Yeah I put them higher up so the halters wouldn't be too tight. If they were lower on the noses then the halter seems to tighten up easily and may rub. I'll take them off in 3-4 days, we'll see how they progress. If I have time this year, I think I'd like to show Rocket, but thats months away so I'm not counting on anything.lol


----------



## wynedot55 (Apr 6, 2009)

they are goodlooking calves.just dont let them dragg you though the pasture.


----------



## Imissmygirls (Apr 6, 2009)

She's been there, done that, got the scar tissue, Wynedot.
 I think that was senior year when she tore the arm apart when the steer bolted on her.  It wasn't that big or mean at all either, she just wasn't paying 100% attention at the time. Note to newbies: pay attention at all times you are at the end of the halter!

AH babies.. aren't they wonderful!?  Polish up those beef halters!


----------



## MReit (Apr 7, 2009)

Imissmygirls said:
			
		

> She's been there, done that, got the scar tissue, Wynedot.
> I think that was senior year when she tore the arm apart when the steer bolted on her.  It wasn't that big or mean at all either, she just wasn't paying 100% attention at the time.

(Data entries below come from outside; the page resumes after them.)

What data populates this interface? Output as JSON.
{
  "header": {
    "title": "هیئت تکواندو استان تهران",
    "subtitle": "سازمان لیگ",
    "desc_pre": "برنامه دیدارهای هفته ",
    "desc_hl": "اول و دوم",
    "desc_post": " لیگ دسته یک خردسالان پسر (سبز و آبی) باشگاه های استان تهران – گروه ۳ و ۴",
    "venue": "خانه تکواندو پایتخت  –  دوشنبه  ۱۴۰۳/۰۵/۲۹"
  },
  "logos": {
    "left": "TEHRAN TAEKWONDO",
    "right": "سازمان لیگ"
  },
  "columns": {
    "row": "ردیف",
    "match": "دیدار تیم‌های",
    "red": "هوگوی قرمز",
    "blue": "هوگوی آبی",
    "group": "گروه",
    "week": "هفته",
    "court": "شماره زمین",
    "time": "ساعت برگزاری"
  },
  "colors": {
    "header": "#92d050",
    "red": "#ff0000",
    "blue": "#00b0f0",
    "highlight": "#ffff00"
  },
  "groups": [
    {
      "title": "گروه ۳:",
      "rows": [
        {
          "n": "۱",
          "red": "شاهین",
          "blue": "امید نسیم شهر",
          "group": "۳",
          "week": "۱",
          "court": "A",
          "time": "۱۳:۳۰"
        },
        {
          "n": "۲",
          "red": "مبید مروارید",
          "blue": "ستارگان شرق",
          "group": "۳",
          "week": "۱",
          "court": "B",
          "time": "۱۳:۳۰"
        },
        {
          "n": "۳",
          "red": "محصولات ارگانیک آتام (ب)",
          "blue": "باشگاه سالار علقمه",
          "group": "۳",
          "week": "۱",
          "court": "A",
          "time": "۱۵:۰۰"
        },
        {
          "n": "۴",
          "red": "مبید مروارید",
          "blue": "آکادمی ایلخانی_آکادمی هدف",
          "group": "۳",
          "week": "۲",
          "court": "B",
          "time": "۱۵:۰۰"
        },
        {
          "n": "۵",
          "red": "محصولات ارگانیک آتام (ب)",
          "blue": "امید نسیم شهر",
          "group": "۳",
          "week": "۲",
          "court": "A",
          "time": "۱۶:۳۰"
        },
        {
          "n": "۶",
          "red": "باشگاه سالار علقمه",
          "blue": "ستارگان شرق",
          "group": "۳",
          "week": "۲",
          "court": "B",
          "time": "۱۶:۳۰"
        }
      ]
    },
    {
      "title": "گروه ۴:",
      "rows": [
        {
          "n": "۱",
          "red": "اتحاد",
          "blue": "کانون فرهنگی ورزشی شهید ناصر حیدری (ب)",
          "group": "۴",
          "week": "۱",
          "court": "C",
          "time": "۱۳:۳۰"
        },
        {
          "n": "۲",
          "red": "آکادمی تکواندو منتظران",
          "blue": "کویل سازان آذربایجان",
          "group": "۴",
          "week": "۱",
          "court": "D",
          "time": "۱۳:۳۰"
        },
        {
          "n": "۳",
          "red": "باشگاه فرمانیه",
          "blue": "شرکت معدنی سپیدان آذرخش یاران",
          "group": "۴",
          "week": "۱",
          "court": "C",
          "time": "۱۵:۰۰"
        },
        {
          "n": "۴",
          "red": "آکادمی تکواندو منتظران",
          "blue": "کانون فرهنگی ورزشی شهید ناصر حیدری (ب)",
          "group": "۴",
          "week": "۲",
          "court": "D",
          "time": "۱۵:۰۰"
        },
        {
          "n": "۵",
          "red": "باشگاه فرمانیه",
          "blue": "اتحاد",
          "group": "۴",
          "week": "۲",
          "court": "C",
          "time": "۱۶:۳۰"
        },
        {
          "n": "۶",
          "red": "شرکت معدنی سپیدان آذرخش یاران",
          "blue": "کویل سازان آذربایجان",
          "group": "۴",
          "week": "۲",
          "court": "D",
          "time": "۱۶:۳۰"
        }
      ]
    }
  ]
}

Note to newbies: pay attention at all times you are at the end of the halter!
> 
> AH babies.. aren't they wonderful!?  Polish up those beef halters!


Oh I was paying attention, my wonderful brother's POS truck backfired..lol..my hand just didn't let go fast enough. I miss that calf he was pretty, and your right, only 550lbs when he left.


----------



## wynedot55 (Apr 7, 2009)

ive had 2 or 3 heifers bolt on me.busting my head on the rocks.an dragging me behind them,esp since i wouldnt turn loose.an ive dealt with a heifer that would kick your head in.she would even mule kick the judge or any1 that walked behind her.


----------



## laughingllama75 (Apr 10, 2009)

wynedot55 said:
			
		

> she would even mule kick the judge or any1 that walked behind her.


Oooh, I bet that went over well with the judges. They LOVE that sort of thing. LOL.


----------



## wynedot55 (Apr 10, 2009)

oh we always made sure the judges walked wide behind her.because we knew she would kick at them.


----------